Studies showing medical marijuana helps patients with seizures is becoming the argument to legalize medical marijuana in the state of Georgia. Three-month-old Kason Jiles suffers from Othara Syndrome. Jiles has 20 second seizures 10 to 25 times in a day. Medical marijuana helps lessen the seizures and so Jiles’s father as well as other families of children who suffer from seizures are working with Georgia lawmakers to push a bill that would legalize medical marijuana in the Peach State. Representative Allen Peake (R-Macon), is one of those representatives hoping to help those who suffer from ailments that medical marijuana would help treat. Peake had this to say after meeting with Kason’s father, “If it was my child or grandchild and this was the only remedy that helps with a medical condition, I’d be pushing as hard as I can.”(WTAC-6)
James Bell, director for Georgia’s Campaign for Access, Reform, and Education (C.A.R.E.), is convinced Georgia is ready to consider medical marijuana reform. Georgia C.A.R.E. wrote in a seven page report called, “A Guide to Enacting Medical Marijuana in Georgia“. The report gives an outline of the necessary steps to reduce criminal penalties and allow doctors to prescribe medical marijuana for therapeutic reasons. “We believe the people of Georgia will support our efforts to allow patients with serious medical conditions to use marijuana under doctor’s supervision. We’re ready to take our plan to state lawmakers”, Bell said. Georgia C.A.R.E. seeks legislative sponsorship while educating the public, the media, and the government of the benefits of medical marijuana in Georgia.

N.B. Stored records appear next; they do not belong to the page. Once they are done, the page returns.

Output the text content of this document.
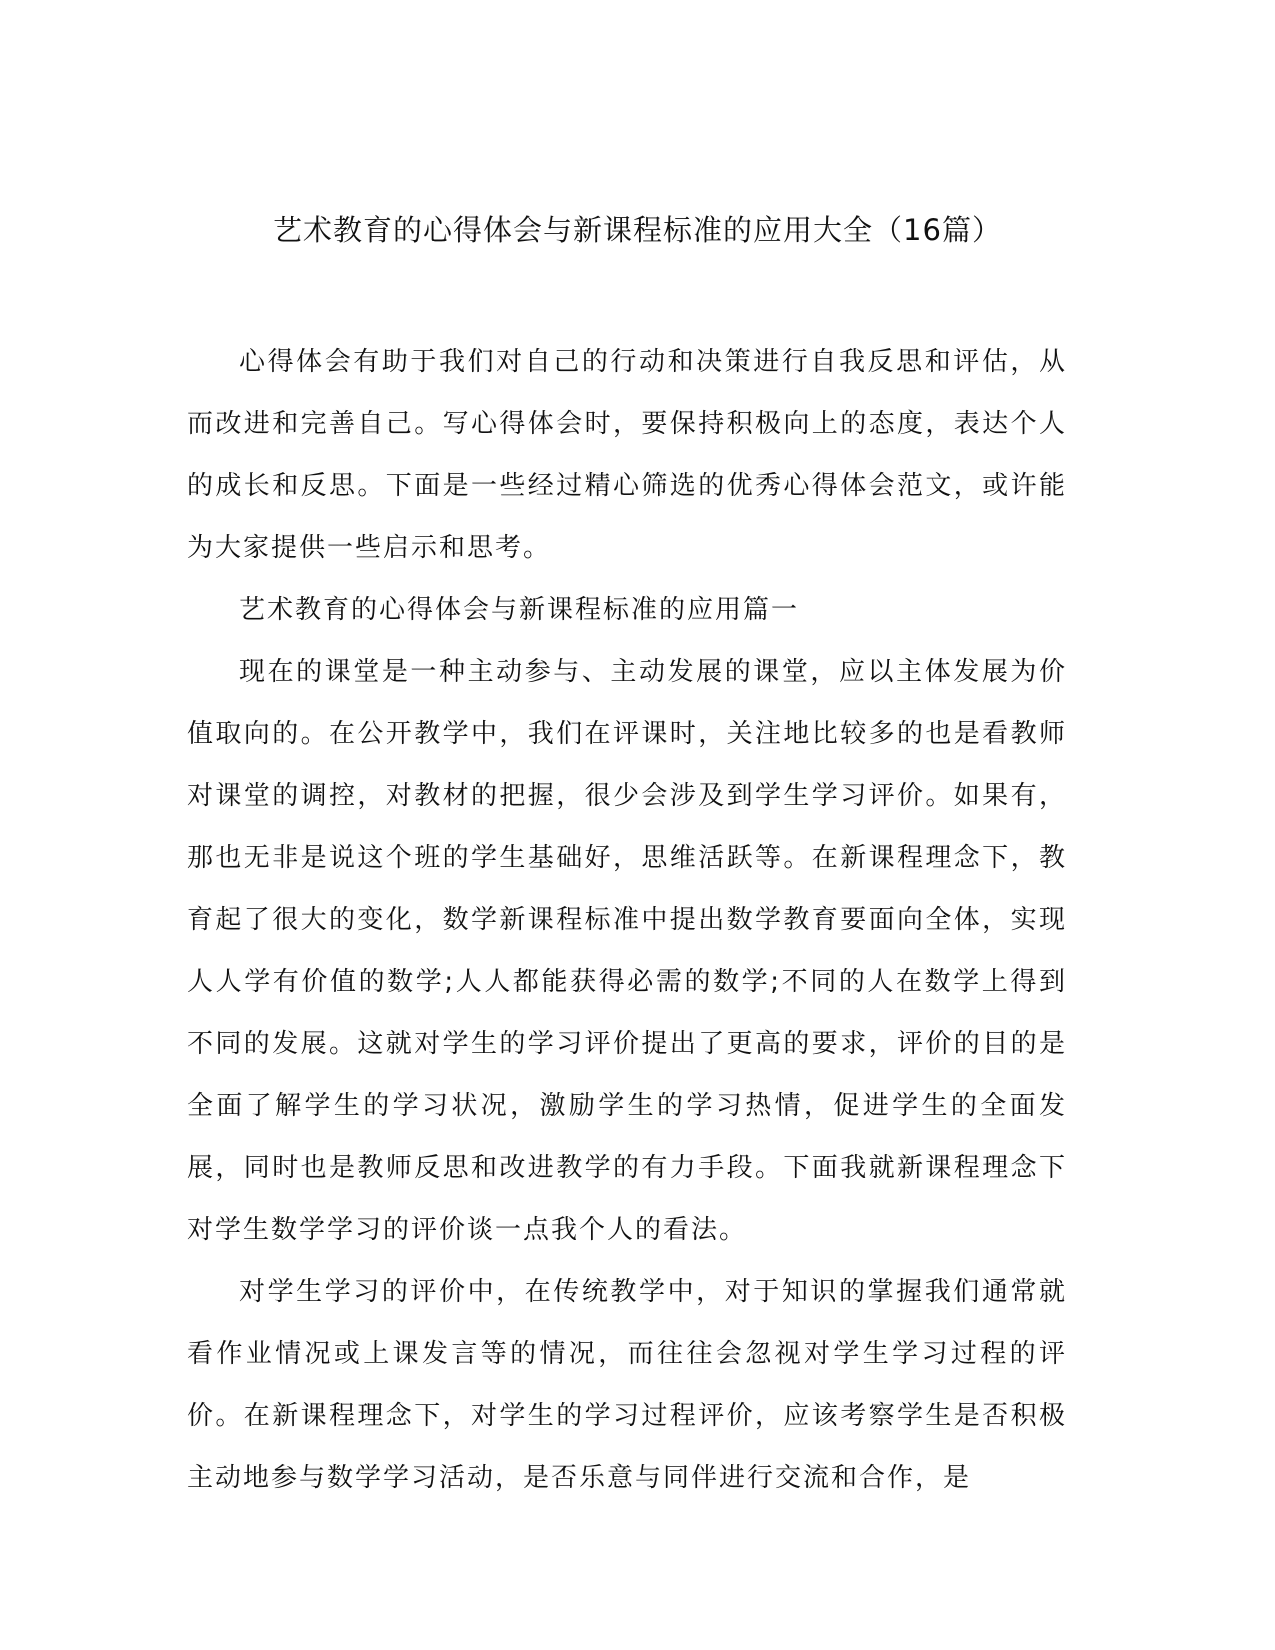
艺术教育的心得体会与新课程标准的应用大全（16篇）

心得体会有助于我们对自己的行动和决策进行自我反思和评估，从而改进和完善自己。写心得体会时，要保持积极向上的态度，表达个人的成长和反思。下面是一些经过精心筛选的优秀心得体会范文，或许能为大家提供一些启示和思考。

艺术教育的心得体会与新课程标准的应用篇一

现在的课堂是一种主动参与、主动发展的课堂，应以主体发展为价值取向的。在公开教学中，我们在评课时，关注地比较多的也是看教师对课堂的调控，对教材的把握，很少会涉及到学生学习评价。如果有，那也无非是说这个班的学生基础好，思维活跃等。在新课程理念下，教育起了很大的变化，数学新课程标准中提出数学教育要面向全体，实现人人学有价值的数学;人人都能获得必需的数学;不同的人在数学上得到不同的发展。这就对学生的学习评价提出了更高的要求，评价的目的是全面了解学生的学习状况，激励学生的学习热情，促进学生的全面发展，同时也是教师反思和改进教学的有力手段。下面我就新课程理念下对学生数学学习的评价谈一点我个人的看法。

对学生学习的评价中，在传统教学中，对于知识的掌握我们通常就看作业情况或上课发言等的情况，而往往会忽视对学生学习过程的评价。在新课程理念下，对学生的学习过程评价，应该考察学生是否积极主动地参与数学学习活动，是否乐意与同伴进行交流和合作，是
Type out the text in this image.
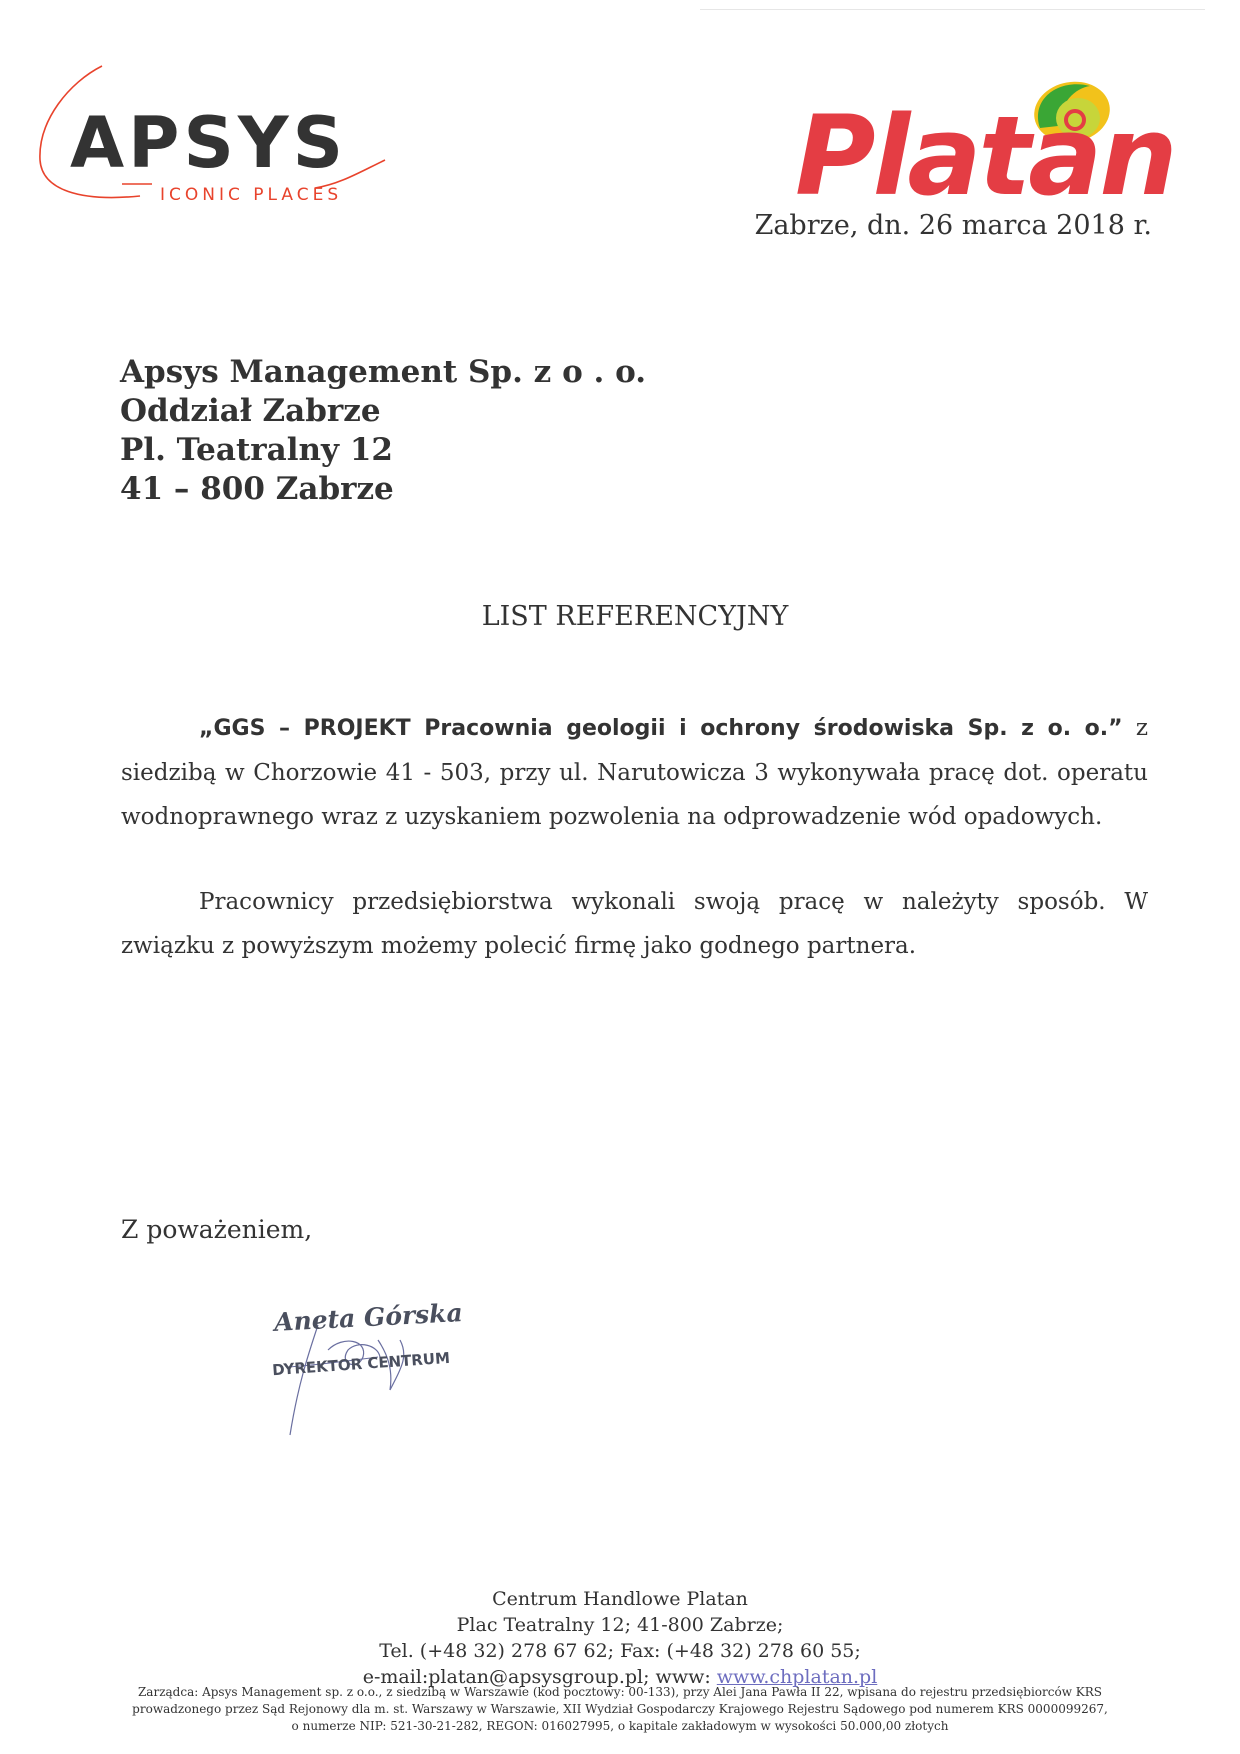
APSYS
ICONIC PLACES	Platan
Zabrze, dn. 26 marca 2018 r.
Apsys Management Sp. z o . o.
Oddział Zabrze
Pl. Teatralny 12
41 – 800 Zabrze
LIST REFERENCYJNY
„GGS – PROJEKT Pracownia geologii i ochrony środowiska Sp. z o. o.” z siedzibą w Chorzowie 41 - 503, przy ul. Narutowicza 3 wykonywała pracę dot. operatu wodnoprawnego wraz z uzyskaniem pozwolenia na odprowadzenie wód opadowych.
Pracownicy przedsiębiorstwa wykonali swoją pracę w należyty sposób. W związku z powyższym możemy polecić firmę jako godnego partnera.
Z poważeniem,
Aneta Górska
DYREKTOR CENTRUM
Centrum Handlowe Platan
Plac Teatralny 12; 41-800 Zabrze;
Tel. (+48 32) 278 67 62; Fax: (+48 32) 278 60 55;
e-mail:platan@apsysgroup.pl; www: www.chplatan.pl
Zarządca: Apsys Management sp. z o.o., z siedzibą w Warszawie (kod pocztowy: 00-133), przy Alei Jana Pawła II 22, wpisana do rejestru przedsiębiorców KRS
prowadzonego przez Sąd Rejonowy dla m. st. Warszawy w Warszawie, XII Wydział Gospodarczy Krajowego Rejestru Sądowego pod numerem KRS 0000099267,
o numerze NIP: 521-30-21-282, REGON: 016027995, o kapitale zakładowym w wysokości 50.000,00 złotych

From the report, a few points highlighted by C.A.R.E. on ” Four key principles for effective Georgia medical marijuana laws”
1.Define what is a legitimate medical use of marijuana by requiring a person who seeks legal protection to (a) have a medical condition that is sufficiently serious or debilitating, and (b) have the approval of his or her medical practitioner;
2. Avoid provisions that would require physicians or government employees to violate federal law in order for patients to legally use medical marijuana;
3. Provide at least one of the following means of obtaining marijuana, preferably all three: (a) permit patients to cultivate their own marijuana; (b) permit primary caregivers to cultivate marijuana on behalf of patients; and (c) authorize nongovernmental organizations to cultivate and distribute marijuana to patients and their primary caregivers.
4. Implement a series of sensible restrictions, such as prohibiting patients and providers from possessing large quantities of marijuana, prohibiting driving while under the influence of marijuana, and so forth.